When I come in to the office, I am often besieged by “I haven’t seen you in a while” comments. This is nearly always said by white women. In fact, I can’t think of an instance when this hasn’t been said by a white women. This is never followed by an inquiry into what I have been up to on campus or even a statement as to missing my presence at work or in a social exchange. I don’t have social exchanges outside of work with these women. I have never been invited into their homes or spaces. I’ve never had dinner with them or met at a café for a common writing time. These are women who are senior faculty or staff members who have longstanding privilege and power.
We are not friends; we are associates in the workplace. To me, this statement, the “I haven’t seen you in a while”, seems to be a performance of caring rather than actual care. Actual care requires an exchange, a sharing of time, a focus and attention on one another.
It also demonstrates a desire for control. Why does it matter that I have not been seen? We all have our work to do. I do that work outside of my office. On days when I need concentrated time on my writing, teaching, or mentoring, I may choose to take a back entrance that goes straight to my office. I like to be social; I also recognize that I have a limited amount of energy and time to accomplish tasks. I no longer live on campus. If I forget something and go home, I can’t just go back to the office again. I like to focus on my list of tasks and build in lunches with friends around them.
In the questioning without personal engagement, it seems to me a display of power, an implicit communication of the desire to control and track my movements, which I resist.
Unfortunately, in my academic work, it is in those unplanned moments, those interactions that do not have a particular professional purpose, in which I have experienced professional misconduct. When I am a part of an assemblage gathered for a particular purpose, there is a collective and positive movement to address that purpose, often (though not always) escaping the baggage we all carry with us.
I mention whiteness and gender, too, in exploring control, because, in my interactions with women of color, a statement like, “I haven’t seen you in a while” is almost always – in fact, I can’t think of an instance when it isn’t – followed by even a question: “What are you up to?” or “How are you?” or even inquiries into my family or life in Berkeley or what’s happening in the garden these days.

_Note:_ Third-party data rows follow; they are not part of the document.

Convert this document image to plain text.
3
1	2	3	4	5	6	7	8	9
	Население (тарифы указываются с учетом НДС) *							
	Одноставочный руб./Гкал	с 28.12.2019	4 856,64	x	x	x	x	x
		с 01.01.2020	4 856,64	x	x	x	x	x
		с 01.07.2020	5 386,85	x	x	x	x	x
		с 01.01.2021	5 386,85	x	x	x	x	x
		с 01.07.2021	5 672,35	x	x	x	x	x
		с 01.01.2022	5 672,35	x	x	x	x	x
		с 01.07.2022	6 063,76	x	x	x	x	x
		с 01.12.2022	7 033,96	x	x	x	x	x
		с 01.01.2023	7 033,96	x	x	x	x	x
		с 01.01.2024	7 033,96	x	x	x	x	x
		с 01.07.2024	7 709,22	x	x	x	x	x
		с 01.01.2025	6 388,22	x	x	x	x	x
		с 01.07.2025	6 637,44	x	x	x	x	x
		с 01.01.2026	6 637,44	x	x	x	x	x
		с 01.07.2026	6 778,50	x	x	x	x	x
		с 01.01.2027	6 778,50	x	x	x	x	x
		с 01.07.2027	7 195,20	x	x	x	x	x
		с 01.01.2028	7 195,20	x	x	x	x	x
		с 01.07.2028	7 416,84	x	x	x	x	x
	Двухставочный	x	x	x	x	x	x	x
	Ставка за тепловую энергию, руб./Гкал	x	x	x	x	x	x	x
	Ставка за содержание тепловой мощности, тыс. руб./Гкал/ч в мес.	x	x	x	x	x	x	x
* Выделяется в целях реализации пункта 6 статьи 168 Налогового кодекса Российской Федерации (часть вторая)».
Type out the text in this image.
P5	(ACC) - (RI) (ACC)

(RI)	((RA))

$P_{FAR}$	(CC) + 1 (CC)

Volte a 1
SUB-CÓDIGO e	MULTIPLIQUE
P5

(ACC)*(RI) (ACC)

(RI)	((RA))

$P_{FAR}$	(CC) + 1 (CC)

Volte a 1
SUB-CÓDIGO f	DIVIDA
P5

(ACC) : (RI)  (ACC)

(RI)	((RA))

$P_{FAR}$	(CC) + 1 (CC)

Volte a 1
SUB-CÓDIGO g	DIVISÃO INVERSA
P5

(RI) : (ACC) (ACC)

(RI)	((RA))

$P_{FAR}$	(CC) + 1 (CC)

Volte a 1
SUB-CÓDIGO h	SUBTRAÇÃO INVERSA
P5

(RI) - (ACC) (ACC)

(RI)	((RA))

These are women with whom I may not have shared an afternoon in their homes or at cafes either and yet there is a connection, a visibility that is not about control or tracking movements. Rather, there is a desire for kinship and community.
I'm curious about the performance of care from a white feminist stance that seems to glorify in movement against patriarchy while, in action, preserving it alongside white supremacy. How does this play out in the experiences of other women of color in academia?
What I know is that with other women of color I find myself often exchanging a look or nod in passing or in meetings. We spend time with one another, check in with one another, and when we ask of one another, "How are you?", there is more likely to be a genuine exchange rather than the expectation of a "Fine" before moving on. I know, too, that I treasure and seek out those exchanges.
I'm an academic who believes that the personal is very political and that the erasure of the humanizing acts is also a political statement about place and control.